By contrast, separate domains makes it easier to develop, test, explain, and use each:

We subdomain for Blip organization judiciously. If you’re making a custom collector that you want to merge upstream (into public Blip), be sure to file an issue and discuss with us first.

Metric Names

MySQL Metrics

Blip reports MySQL metric names as-is (no renaming) so that what you see in MySQL is what you get in Blip. The only modification Blip makes is lowercasing MySQL metric names for consistency because in MySQL they’re inconsistent:

  • Foo_bar (most common)
  • Foo_Bar (replica status)
  • foo_bar (InnoDB metrics)

If your collector only reports MySQL metrics, then just strings.ToLower() the name as-is from MySQL.

Derived Metrics

If your collector creates and reports derived metrics, then there are three requirements for naming:

  1. Only snake_case
  2. Always lowercase
  3. No prefixes or suffixes

A fully-qualified metric name includes a domain: status.global.threads_running. The metric name is always the last field (split on .).

Code

Example https://github.com/cashapp/blip/tree/main/examples/integrate shows how to create a custom metrics collector for domain “foo”. The high-level work is:

  1. Implement blip.Collector and blip.CollectorFactory
  2. Register the domain/collector by calling metrics.Register(myFactory, "foo")
  3. Use the domain in a plan:
level:
  collect:
    foo: # Custom domain/collector
      metrics:
        - whatever

Long-running

As of Blip v1.2.0, long-running collectors are possible using one of two approaches:

  1. Background thread
  2. ErrMore

But first, it’s important to know that when Collect is called, it’s passed a context (ctx) called the collector max runtime (CMR). The CMR duration is set to the configured level frequency (as set be the user in the plan). A collector must stop running when the CMR context is cancelled.

Background Thread

A collector can run background threads (goroutine) to do anything between and during calls to Collect. Then, when Collect is called, the collector quickly returns the latest value(s).

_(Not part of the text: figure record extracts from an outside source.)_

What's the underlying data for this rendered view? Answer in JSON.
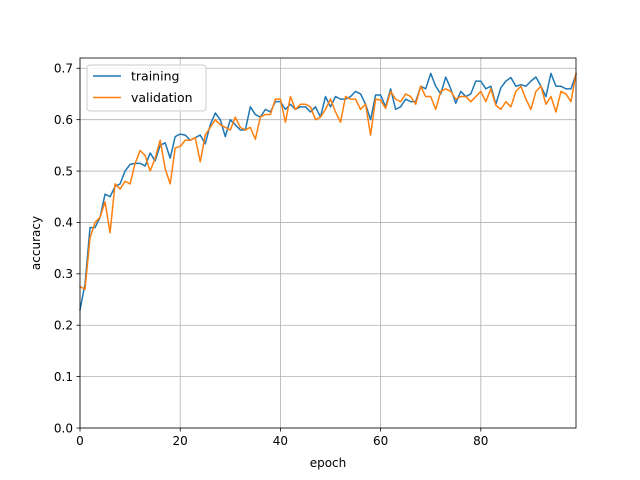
{
  "chart_data": {
    "type": "line",
    "title": "",
    "xlabel": "epoch",
    "ylabel": "accuracy",
    "xlim": [
      0,
      99
    ],
    "ylim": [
      0,
      0.72
    ],
    "xticks": [
      0,
      20,
      40,
      60,
      80
    ],
    "yticks": [
      0.0,
      0.1,
      0.2,
      0.3,
      0.4,
      0.5,
      0.6,
      0.7
    ],
    "xtick_labels": [
      "0",
      "20",
      "40",
      "60",
      "80"
    ],
    "ytick_labels": [
      "0.0",
      "0.1",
      "0.2",
      "0.3",
      "0.4",
      "0.5",
      "0.6",
      "0.7"
    ],
    "grid": true,
    "legend_position": "top-left",
    "series": [
      {
        "name": "training",
        "color": "#1f77b4",
        "values": [
          0.23,
          0.28,
          0.39,
          0.39,
          0.41,
          0.455,
          0.45,
          0.47,
          0.475,
          0.5,
          0.513,
          0.515,
          0.515,
          0.51,
          0.535,
          0.52,
          0.55,
          0.555,
          0.525,
          0.567,
          0.572,
          0.57,
          0.56,
          0.565,
          0.57,
          0.553,
          0.59,
          0.613,
          0.6,
          0.567,
          0.6,
          0.59,
          0.58,
          0.58,
          0.625,
          0.61,
          0.605,
          0.62,
          0.615,
          0.635,
          0.635,
          0.62,
          0.63,
          0.62,
          0.625,
          0.625,
          0.615,
          0.625,
          0.605,
          0.645,
          0.625,
          0.645,
          0.64,
          0.64,
          0.645,
          0.655,
          0.65,
          0.63,
          0.6,
          0.648,
          0.648,
          0.625,
          0.66,
          0.62,
          0.625,
          0.64,
          0.635,
          0.635,
          0.665,
          0.66,
          0.69,
          0.665,
          0.65,
          0.683,
          0.66,
          0.632,
          0.655,
          0.645,
          0.65,
          0.675,
          0.675,
          0.66,
          0.665,
          0.63,
          0.662,
          0.675,
          0.682,
          0.665,
          0.668,
          0.665,
          0.675,
          0.683,
          0.665,
          0.645,
          0.69,
          0.665,
          0.665,
          0.66,
          0.66,
          0.688
        ]
      },
      {
        "name": "validation",
        "color": "#ff7f0e",
        "values": [
          0.275,
          0.27,
          0.37,
          0.4,
          0.41,
          0.44,
          0.38,
          0.475,
          0.465,
          0.48,
          0.475,
          0.515,
          0.54,
          0.53,
          0.5,
          0.525,
          0.56,
          0.505,
          0.475,
          0.545,
          0.548,
          0.56,
          0.56,
          0.565,
          0.518,
          0.57,
          0.585,
          0.6,
          0.59,
          0.585,
          0.58,
          0.605,
          0.585,
          0.58,
          0.585,
          0.562,
          0.605,
          0.61,
          0.61,
          0.64,
          0.64,
          0.595,
          0.645,
          0.62,
          0.63,
          0.63,
          0.625,
          0.6,
          0.605,
          0.62,
          0.64,
          0.615,
          0.595,
          0.645,
          0.64,
          0.64,
          0.62,
          0.63,
          0.57,
          0.64,
          0.638,
          0.622,
          0.655,
          0.64,
          0.635,
          0.65,
          0.645,
          0.63,
          0.665,
          0.645,
          0.645,
          0.62,
          0.655,
          0.66,
          0.655,
          0.64,
          0.645,
          0.645,
          0.635,
          0.645,
          0.655,
          0.635,
          0.66,
          0.628,
          0.62,
          0.635,
          0.625,
          0.655,
          0.665,
          0.64,
          0.62,
          0.655,
          0.665,
          0.63,
          0.645,
          0.615,
          0.655,
          0.65,
          0.635,
          0.69
        ]
      }
    ]
  }
}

Using this method, the collector should return a cleanup function (callback) from Prepare. Blip calls collector cleanup functions if/when a monitor is stopped or restarted.

ErrMore

If Collect returns ErrMore (with or without values), Blip keeps calling Collect until the collector stops returning ErrMore or its CMR expires. A collector can run for awhile (within its CMR) by returning ErrMore to signal that it has more values to report.

When used, the second and subsequent calls to Collect have zero value arguments: nil context and empty string for level name. A collector should expect this since it happens only if the collector previously returned ErrMore.